By Tomoeh Murakami Tse
Washington Post Staff Writer
Thursday, April 29, 2010; 12:58 PM
Until a few years ago, Goldman Sachs operated a sleepy lobby shop in the nation's capital.
But now, faced with fraud charges, investigations, a firestorm of criticism and a regulatory overhaul bill that could seriously damage its profitability, the venerable Wall Street firm is assembling a team of veteran lobbyists, well-connected former Hill staffers and top public relations strategists to confront what is arguably the most traumatic moment in its 140-year history.
Over the past two years, as it emerged from the financial crisis with a reinforced image as Wall Street's top bank but also the No. 1 target of public ire, Goldman has built up a 12-person government affairs office in Washington to help the firm get its message to legislators and regulators.
The team has gotten down in the trenches with the other large banks, meeting multiple times in recent months with members of key House and Senate committees working on the regulatory overhaul. Earlier this month, for example, Goldman sent executives from New York to Washington, where they accompanied the firm's lobbyists to a meeting with the staff of Sen. Blanche Lincoln (D-Ark.), chairman of the Senate Agricultural Committee and author of a proposal that would force banks to spin off their lucrative derivatives-trading desks.
Goldman's former lobbyists, as well as Congressional staffers and industry lobbyists who have dealt with the firm, say the company's government relations staff had traditionally maintained a low-key presence inside the Beltway and elsewhere, focusing on building goodwill and long-term relationships. Over the years, it has hosted training sessions at its New York headquarters for regulators and government officials, including managers at the Securities and Exchange Commission and those coming up the ranks in foreign regimes.
As head of its government affairs office in Washington, Goldman has installed Michael Paese, a former top aide on the House Financial Services Committee to Chairman Barney Frank (D-Mass.) and more recently an industry lobbyist. (Frank has barred Paese from lobbying his panel for two years, longer than what ethics rules require.)
Paese reports to Faryar Shirzad, a top adviser to President George W. Bush on economic affairs. On their team are Eric Edwards, a former staff director of a House Financial Services subcommittee; Joyce Brayboy, a former chief of staff for Rep. Melvin Watt (D-N.C.); Joe Wall, aide to former vice president Dick Cheney on legislative matters; Kenneth Connolly, formerly with the Senate's environment and public works committee; and Michael Thompson, who worked for Sen. Mike Enzi (R-Wyo.).

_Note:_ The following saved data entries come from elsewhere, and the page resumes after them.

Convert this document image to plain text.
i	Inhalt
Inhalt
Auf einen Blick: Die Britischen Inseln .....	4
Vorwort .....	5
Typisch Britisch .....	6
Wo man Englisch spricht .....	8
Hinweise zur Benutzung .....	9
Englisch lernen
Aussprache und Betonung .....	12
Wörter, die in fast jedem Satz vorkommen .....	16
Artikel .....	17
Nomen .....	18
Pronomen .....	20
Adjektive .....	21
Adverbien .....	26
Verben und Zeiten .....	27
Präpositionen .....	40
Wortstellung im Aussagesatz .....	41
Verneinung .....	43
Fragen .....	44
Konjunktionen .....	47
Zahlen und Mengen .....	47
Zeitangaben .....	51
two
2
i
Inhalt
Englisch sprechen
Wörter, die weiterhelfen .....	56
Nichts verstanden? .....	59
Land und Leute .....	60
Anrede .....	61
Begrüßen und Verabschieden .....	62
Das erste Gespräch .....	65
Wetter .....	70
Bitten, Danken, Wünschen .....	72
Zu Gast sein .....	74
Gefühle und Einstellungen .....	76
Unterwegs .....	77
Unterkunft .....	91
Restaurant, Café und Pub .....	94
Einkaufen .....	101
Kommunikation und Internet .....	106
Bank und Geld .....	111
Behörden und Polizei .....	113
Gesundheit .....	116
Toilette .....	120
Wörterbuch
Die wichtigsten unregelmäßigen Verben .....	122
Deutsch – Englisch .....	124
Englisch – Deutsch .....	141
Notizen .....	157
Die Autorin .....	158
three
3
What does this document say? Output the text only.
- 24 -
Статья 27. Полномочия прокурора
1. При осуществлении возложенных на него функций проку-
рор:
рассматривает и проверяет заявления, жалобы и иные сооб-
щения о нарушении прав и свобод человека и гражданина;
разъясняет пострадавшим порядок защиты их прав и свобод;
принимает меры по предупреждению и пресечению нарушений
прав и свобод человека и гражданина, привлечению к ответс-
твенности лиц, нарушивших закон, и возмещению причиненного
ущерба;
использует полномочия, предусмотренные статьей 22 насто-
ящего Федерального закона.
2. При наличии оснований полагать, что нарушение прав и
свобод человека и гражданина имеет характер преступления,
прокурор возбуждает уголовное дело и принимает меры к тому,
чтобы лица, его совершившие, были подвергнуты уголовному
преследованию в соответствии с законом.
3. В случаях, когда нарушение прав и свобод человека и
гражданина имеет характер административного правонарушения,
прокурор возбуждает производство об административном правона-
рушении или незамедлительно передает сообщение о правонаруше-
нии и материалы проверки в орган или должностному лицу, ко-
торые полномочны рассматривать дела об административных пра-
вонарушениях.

The bank also has in place an external roster of high-powered lobbyists, including Richard Gephardt, the former Democratic House majority leader; his former aide Stephen Elmendorf, now of Elmendorf Strategies; Kenneth Duberstein, who served as Ronald Reagan's chief of staff; Harold Ford Sr., a former representative from Tennessee; and Richard Roberts, a former SEC commissioner who has also served as the top aide to Richard Shelby, the ranking Republican on the Senate banking committee.
Perhaps more telling of the urgency of Goldman's efforts are recent additions who technically aren't lobbyists but have deep ties to Washington. This month, the firm hired high-powered public relations professional Mark Fabiani, whose clients are often large corporations in crisis mode. Dubbed the "Master of Disaster" for his handling of the Whitewater scandal during the Clinton administration, Fabiani is advising Goldman on a number of fronts, including public image strategy. Stephen Labaton, a veteran former regulatory reporter for the New York Times, has also been brought on as full-time consultant.
Rounding out the team is Gregory Craig, President Obama's former White House counsel and now a partner in the Washington office of the law firm Skadden Arps, who will be working on litigation advice and related matters.
Together, the team is plowing forward with a more aggressive lobbying and public relations campaign, one aimed at making sure that when the history books are written, Goldman's side of the story is told. One focus will be the Financial Crisis Inquiry Commission, the independent group set up by Congress which is putting together a massive report on the causes of the financial collapse.
Goldman has also increased its political spending. The firm's lobbying expenditure was $1.15 million for the first three quarters of this year, up 72 percent from the same period last year. While other major banks have increased their spending, Goldman's increase was the sharpest.
Goldman's team will have its work cut out for them. With the SEC charges looming -- charges that the firm has vehemently denied -- Goldman has become "radioactive," in the words of one prominent financial industry lobbyist.
Lincoln said this week that she will donate to charity the $7,500 she received from Goldman's political action committee during the current election cycle. Rep. Mark Kirk (R-Ill.), who is running for Senate, also said he will return contributions from Goldman.
Goldman declined to comment on its lobbying activities.
"They can't conduct business as usual," said Steve Fraser, author of "Wall Street: America's Dream Palace." "I don't think any more secretaries of Treasury are about to come out of Goldman for quite some time. Democrats, even Republicans, will have to be crazy to name some ex-CEO as his next head of Treasury or the Fed."